For Q1 and Q2, assume for a given processor the CPI of arithmetic instructions is 1, the CPI of load/store

instructions is 10, and the CPI of branch instructions is 3. Assume a program has the following instruction

breakdowns: 600 million arithmetic instructions, 200 million load/store instructions, 100 million branch

instructions.

Q1. Suppose that new, more powerful arithmetic instructions are added to the instruction set. On average,

through the use of these more powerful arithmetic instructions, we can reduce the number of arithmetic

instructions needed to execute a program to 80% of original value, and the cost of increasing the clock cycle

time to 1.1 times of the earlier cycle time. Is this a good design choice? Why?

Q2. Suppose that we find a way to double the performance of arithmetic instructions. What is the overall

speedup of our machine? What if we find a way to improve the performance of arithmetic instructions by 15

times?

For Q3 and Q4, assume that for a given program 70% of the executed instructions are arithmetic, 10% are

load/store, and 20% are branch.

Q3. Given this instruction mix and the assumption that an arithmetic instruction requires 2 cycles, a load/store

instruction takes 7 cycles, and a branch instruction takes 3 cycles, find the average CPI.

Q4. For a speedup of 1.25, how many cycles, on average, may an arithmetic instruction take if load/store and

branch instructions are not improved at all?

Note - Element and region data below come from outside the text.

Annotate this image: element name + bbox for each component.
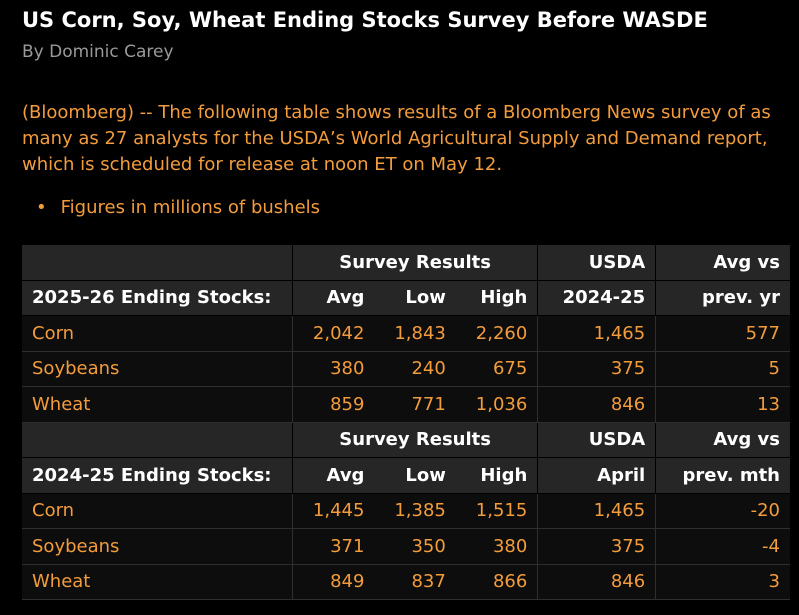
cell: 350 [374,528,456,565]
cell [22,422,293,458]
cell: 380 [455,528,538,565]
cell: 675 [455,351,538,387]
cell: Soybeans [22,351,293,387]
cell: 1,385 [374,493,456,529]
bullet-item: • Figures in millions of bushels [36,197,320,218]
cell: -20 [655,493,790,529]
column-header-cell: Avg [292,457,375,494]
cell: 837 [374,564,456,600]
group-header-cell: USDA [537,245,656,281]
cell: 375 [537,351,656,387]
cell: 1,445 [292,493,375,529]
cell: 2,042 [292,315,375,352]
group-header-cell: Survey Results [291,422,538,458]
cell: 846 [537,386,656,423]
bullet-text: Figures in millions of bushels [60,197,321,218]
table-body: Survey Results USDA Avg vs 2025-26 Ending S… [22,245,790,600]
cell: 1,843 [374,315,456,352]
cell: 577 [655,315,790,352]
cell: 13 [655,386,790,423]
stocks-table: Survey Results USDA Avg vs 2025-26 Ending S… [22,245,790,600]
data-row: Corn 1,445 1,385 1,515 1,465 -20 [22,493,790,529]
cell: 1,465 [537,493,656,529]
cell: 3 [655,564,790,600]
cell [22,245,293,281]
cell: 846 [537,564,656,600]
cell: 5 [655,351,790,387]
column-header-cell: 2024-25 Ending Stocks: [22,457,293,494]
cell: Soybeans [22,528,293,565]
cell: Wheat [22,564,293,600]
data-row: Corn 2,042 1,843 2,260 1,465 577 [22,315,790,352]
cell: 2,260 [455,315,538,352]
cell: 859 [292,386,375,423]
column-header-cell: prev. mth [655,457,790,494]
column-header-cell: Low [374,457,456,494]
cell: 380 [292,351,375,387]
cell: 375 [537,528,656,565]
column-header-cell: Low [374,280,456,316]
byline: By Dominic Carey [22,42,174,62]
group-header-cell: Avg vs [655,245,790,281]
data-row: Soybeans 371 350 380 375 -4 [22,528,790,565]
column-header-row: 2025-26 Ending Stocks: Avg Low High 2024-25 p… [22,280,790,316]
bullet-dot: • [36,197,47,218]
cell: 1,515 [455,493,538,529]
cell: Corn [22,315,293,352]
column-header-cell: prev. yr [655,280,790,316]
cell: -4 [655,528,790,565]
data-row: Soybeans 380 240 675 375 5 [22,351,790,387]
group-header-cell: Survey Results [291,245,538,281]
title: US Corn, Soy, Wheat Ending Stocks Survey… [22,8,708,32]
column-header-cell: Avg [292,280,375,316]
cell: 240 [374,351,456,387]
cell: 866 [455,564,538,600]
cell: 371 [292,528,375,565]
column-header-cell: April [537,457,656,494]
group-header-cell: USDA [537,422,656,458]
cell: Wheat [22,386,293,423]
cell: 1,036 [455,386,538,423]
data-row: Wheat 859 771 1,036 846 13 [22,386,790,423]
column-header-cell: 2024-25 [537,280,656,316]
column-header-cell: High [455,280,538,316]
cell: 849 [292,564,375,600]
group-header-row: Survey Results USDA Avg vs [22,245,790,281]
column-header-cell: 2025-26 Ending Stocks: [22,280,293,316]
cell: 771 [374,386,456,423]
column-header-cell: High [455,457,538,494]
paragraph: (Bloomberg) -- The following table shows… [22,102,771,175]
group-header-cell: Avg vs [655,422,790,458]
data-row: Wheat 849 837 866 846 3 [22,564,790,600]
column-header-row: 2024-25 Ending Stocks: Avg Low High April pre… [22,457,790,494]
cell: Corn [22,493,293,529]
group-header-row: Survey Results USDA Avg vs [22,422,790,458]
cell: 1,465 [537,315,656,352]
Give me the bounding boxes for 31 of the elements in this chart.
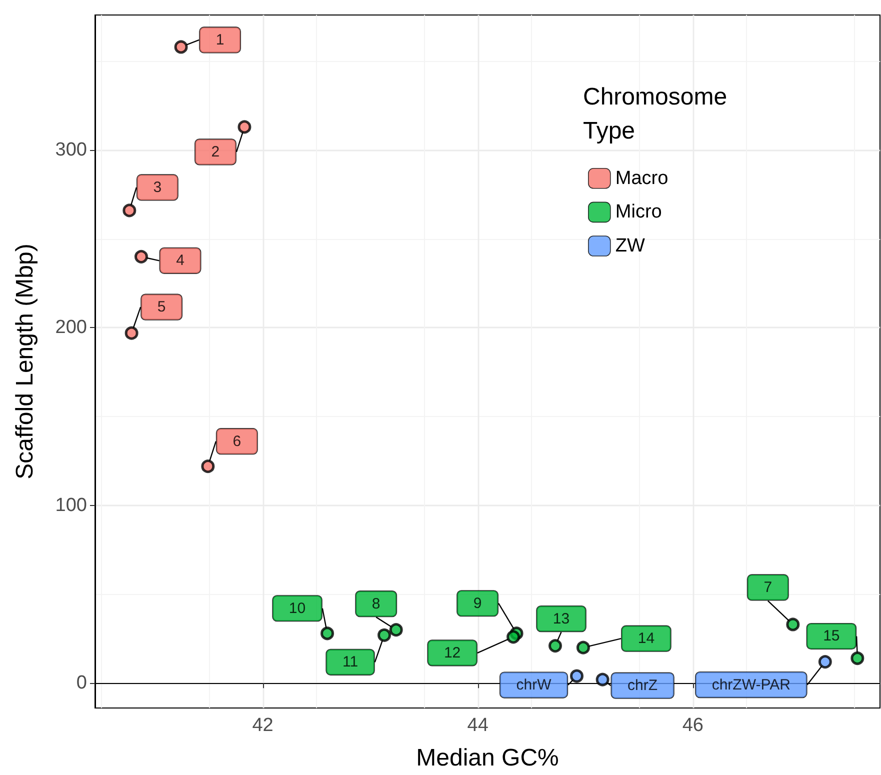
annotation: chrW xyxy=(516,676,552,694)
legend-title: Chromosome Type xyxy=(583,84,734,144)
annotation: 2 xyxy=(211,143,220,160)
annotation: 12 xyxy=(444,644,461,662)
annotation: 1 xyxy=(216,31,224,48)
annotation: chrZW-PAR xyxy=(712,676,791,694)
annotation: 10 xyxy=(288,600,306,617)
annotation: 14 xyxy=(638,630,655,648)
annotation: 15 xyxy=(823,628,840,645)
x-tick-label: 46 xyxy=(682,715,704,736)
annotation: 3 xyxy=(153,178,162,196)
annotation: 13 xyxy=(552,610,570,628)
legend-label: Micro xyxy=(615,202,662,223)
y-axis-title: Scaffold Length (Mbp) xyxy=(12,244,38,480)
legend-label: ZW xyxy=(615,236,646,256)
annotation: 8 xyxy=(372,595,380,612)
x-tick-label: 42 xyxy=(252,715,274,736)
annotation: 5 xyxy=(157,298,166,316)
y-tick-label: 100 xyxy=(55,494,87,516)
annotation: 6 xyxy=(232,432,242,450)
annotation: 4 xyxy=(176,252,184,270)
y-tick-label: 200 xyxy=(55,317,87,338)
annotation: 11 xyxy=(342,654,358,671)
x-axis-title: Median GC% xyxy=(416,744,559,772)
legend-label: Macro xyxy=(615,168,668,189)
annotation: chrZ xyxy=(628,677,658,694)
y-tick-label: 0 xyxy=(76,672,87,694)
annotation: 7 xyxy=(764,578,772,596)
x-tick-label: 44 xyxy=(467,715,489,736)
annotation: 9 xyxy=(473,594,482,612)
y-tick-label: 300 xyxy=(55,140,87,161)
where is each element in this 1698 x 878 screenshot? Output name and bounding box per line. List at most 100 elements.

For Q5 and Q6, consider the following two processors:

P1 has a clock rate of 3 GHz, average CPI of 0.7, and requires the execution of 1.0E9 instructions. P2 has a clock

rate of 4 GHz, an average CPI of 0.9, and requires the execution of 5.0E9 instructions.

Q5. One usual fallacy is to consider the computer with the largest clock rate as having the largest performance.

Check if this is true for P1 and P2. Explain your result.

Q6. Another fallacy is to consider that the processor executing the largest number of instructions will need a

larger CPU time. Considering that processor P2 is executing a sequence of 1.0E9 instructions and that the CPI of

processors P1 and P2 do not change, determine the number of instructions that P1 can execute in the same time

that P2 needs to execute 1.0E9 instructions.